First, let me say that a 2% sodium hydroxide (NaOH) solution is the
most effective detergent known to me for removing heavy organic soils.
This, however, is not play stuff. Protective gloves and glasses are
definitely required to prevent severe burns.
Pure reaction quality NaOH can be obtained in grocery stores under
various product names. The one most widely available in the Southwest
is called Red Devil. Analysis has shown that it is indeed 100% NaOH,
and contains no impurities. You can get the same stuff from Fisher Scientific,
but at an outrageous price.
Caustics are strong surfactants, and will definitely leave an inorganic
film. Vigorous hot water rinsing may or may not completely remove this film.

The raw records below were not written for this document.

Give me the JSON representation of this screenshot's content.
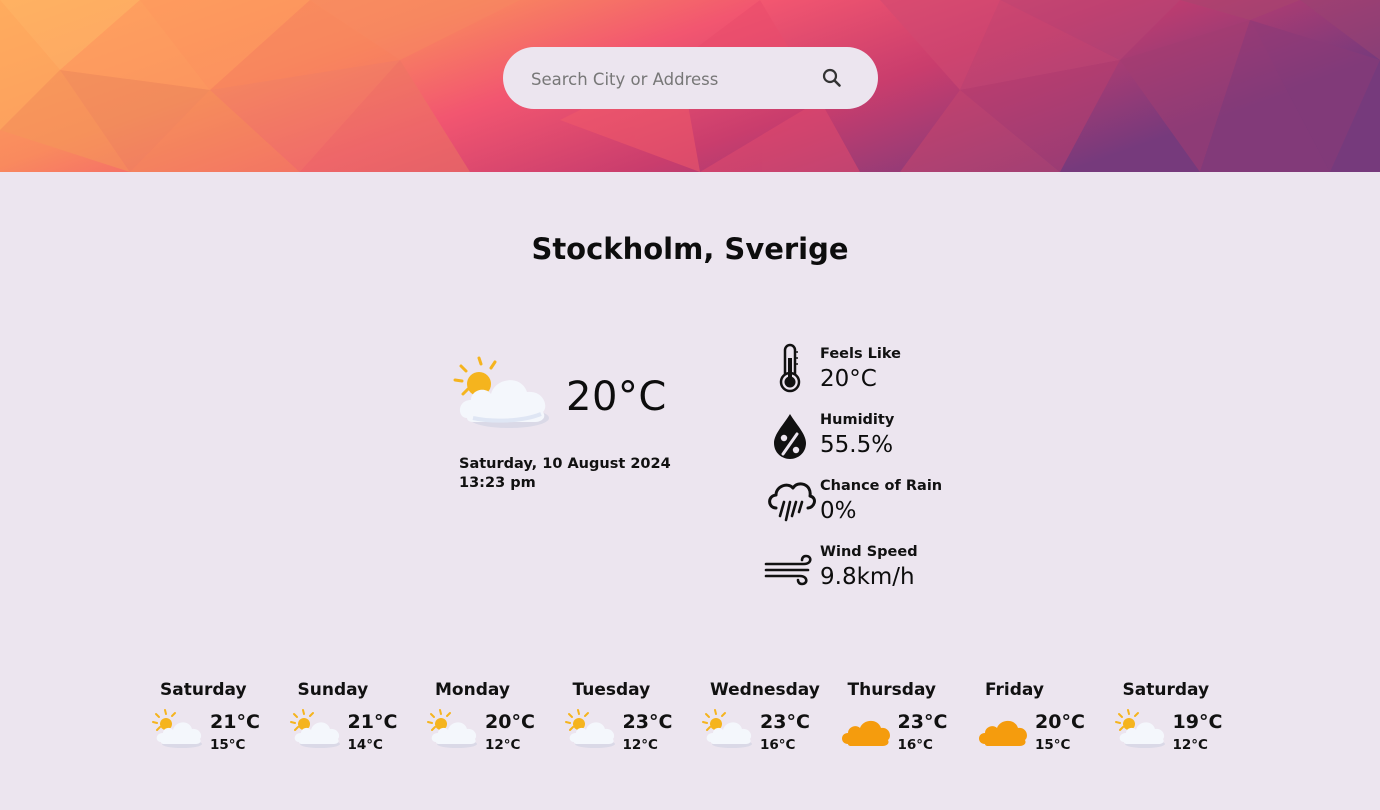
{
  "search": {
    "placeholder": "Search City or Address",
    "value": "",
    "icon": "search-icon"
  },
  "location": "Stockholm, Sverige",
  "current": {
    "icon": "partly-cloudy-icon",
    "temperature": "20°C",
    "date": "Saturday, 10 August 2024",
    "time": "13:23 pm"
  },
  "details": [
    {
      "icon": "thermometer-icon",
      "label": "Feels Like",
      "value": "20°C"
    },
    {
      "icon": "humidity-icon",
      "label": "Humidity",
      "value": "55.5%"
    },
    {
      "icon": "rain-cloud-icon",
      "label": "Chance of Rain",
      "value": "0%"
    },
    {
      "icon": "wind-icon",
      "label": "Wind Speed",
      "value": "9.8km/h"
    }
  ],
  "forecast": [
    {
      "day": "Saturday",
      "icon": "partly-cloudy-icon",
      "high": "21°C",
      "low": "15°C"
    },
    {
      "day": "Sunday",
      "icon": "partly-cloudy-icon",
      "high": "21°C",
      "low": "14°C"
    },
    {
      "day": "Monday",
      "icon": "partly-cloudy-icon",
      "high": "20°C",
      "low": "12°C"
    },
    {
      "day": "Tuesday",
      "icon": "partly-cloudy-icon",
      "high": "23°C",
      "low": "12°C"
    },
    {
      "day": "Wednesday",
      "icon": "partly-cloudy-icon",
      "high": "23°C",
      "low": "16°C"
    },
    {
      "day": "Thursday",
      "icon": "cloud-icon",
      "high": "23°C",
      "low": "16°C"
    },
    {
      "day": "Friday",
      "icon": "cloud-icon",
      "high": "20°C",
      "low": "15°C"
    },
    {
      "day": "Saturday",
      "icon": "partly-cloudy-icon",
      "high": "19°C",
      "low": "12°C"
    }
  ],
  "colors": {
    "background": "#ece5ef",
    "sun": "#f5b41e",
    "cloud_orange": "#f59c0d",
    "banner_left": "#ffab5e",
    "banner_right": "#7a3a7f"
  }
}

Thus in commercial practice a caustic wash is followed by a rinse with a
sequestering agent to remove inorganic residuals. The most popular such
agent by far is phosphoric acid. The main reason for this is that it is a
weak acid that is natural to beer. A widely used sequence goes as follows:
a. Hot water pre-rinse
b. Caustic wash
c. Hot water rinse
d. Phosphoric acid wash
e. Hot water rinse
This is generally all that is required of brewing equipment. Cooling apparatus,
fermenters, et al need an additional sanitation sequence.
Misc. Notes:
1. Large industrial brewers apply the caustic solution at 180-195F. I
have personally found that a solution at 120-140F is almost as
effective, and a good deal more practical for hand operations. We are
now recommending that even small micros and brewpubs use the lower
temperatures. This has proved to be adequate. See e.g. Dave Miller's
column in Brewing Techniques.
2. If you have any doubt about inorganic residuals, apply a standard
iodophor solution. The former will turn the latter as white as
snow.
3. The most widely used iodophor in commercial practice is the version
which has iodine and phosphoric acid as the only active ingredients.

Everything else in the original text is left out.